Harry Melling, who played Harry Potter's (Daniel Radcliffe) spoiled bully of a cousin, Dudley Dursley, can verify as much. Melling's experience of working on the "Harry Potter" franchise was unique, including the challenge he faced having to pull off the scene near the beginning of "Harry Potter and the Sorcerer's Stone" in which Dudley ends up trapped in a reptile enclosure at the zoo.

"The snake pit was quite awkward because there was no snake," Melling told Red Carpet News in 2015. "So it was looking into thin air. And as a 10-year-old, it just was trying to join the dots, when maybe later in life you just go, 'Oh, it's special effects, so it will happen.' But as a 10-year-old, you're like, 'Well, where is the snake?' So that was quite tricky."

'You sort of get used to it'

That said, Harry Melling also grew — as a person and an actor — over the course of the films.
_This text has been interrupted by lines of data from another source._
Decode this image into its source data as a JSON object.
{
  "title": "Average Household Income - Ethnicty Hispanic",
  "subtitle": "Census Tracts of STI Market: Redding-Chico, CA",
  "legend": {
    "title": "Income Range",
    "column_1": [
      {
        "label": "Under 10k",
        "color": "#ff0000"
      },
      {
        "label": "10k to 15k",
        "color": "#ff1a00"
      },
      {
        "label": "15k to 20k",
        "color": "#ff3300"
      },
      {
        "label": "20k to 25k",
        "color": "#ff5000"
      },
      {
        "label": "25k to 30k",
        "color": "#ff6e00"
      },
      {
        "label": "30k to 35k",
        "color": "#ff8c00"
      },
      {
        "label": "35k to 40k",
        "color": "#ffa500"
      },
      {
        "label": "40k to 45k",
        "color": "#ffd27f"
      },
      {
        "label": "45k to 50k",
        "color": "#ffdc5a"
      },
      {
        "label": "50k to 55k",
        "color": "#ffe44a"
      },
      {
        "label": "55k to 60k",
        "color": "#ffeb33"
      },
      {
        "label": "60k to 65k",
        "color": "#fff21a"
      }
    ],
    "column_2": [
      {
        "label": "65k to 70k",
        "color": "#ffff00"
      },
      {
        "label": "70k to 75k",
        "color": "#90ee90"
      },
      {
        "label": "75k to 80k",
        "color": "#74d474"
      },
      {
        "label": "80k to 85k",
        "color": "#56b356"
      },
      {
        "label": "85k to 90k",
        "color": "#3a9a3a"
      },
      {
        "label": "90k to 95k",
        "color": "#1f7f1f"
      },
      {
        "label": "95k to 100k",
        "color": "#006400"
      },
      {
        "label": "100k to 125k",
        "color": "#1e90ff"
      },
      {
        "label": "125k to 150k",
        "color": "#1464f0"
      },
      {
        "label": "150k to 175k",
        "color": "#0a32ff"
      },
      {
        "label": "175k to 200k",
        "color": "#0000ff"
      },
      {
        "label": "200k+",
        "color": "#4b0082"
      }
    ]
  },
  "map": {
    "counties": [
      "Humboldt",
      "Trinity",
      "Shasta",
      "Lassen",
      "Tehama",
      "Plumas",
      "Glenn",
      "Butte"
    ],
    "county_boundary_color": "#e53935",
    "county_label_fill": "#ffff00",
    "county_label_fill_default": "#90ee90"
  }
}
After a while, it sounds like Melling rather accepted that being in these films meant having to make himself believe that things that weren't there were actually there.

"It's weird. You sort of get used to it," he said. "You sort of understand that this is how they make these films, and you've just got to trust that the people on the other side, behind the computers, are going to make it look amazing." In other words, by the time he had to imagine being attacked by a Dementor in "Harry Potter and the Order of the Phoenix," Melling was most likely able to picture what was happening in the scene.

But the "Harry Potter" films were by no means the last time Melling had to picture something that wasn't there or vice versa as an actor. In 2019, he appeared on BBC One's miniseries adaptation of H.G. Wells' "The War of the Worlds," during which imagining massive alien ships certainly must have come in handy. Likewise for his appearance in the Coen brothers' "The Ballad of Buster Scruggs," in which Melling had to act as if he had no arms or legs.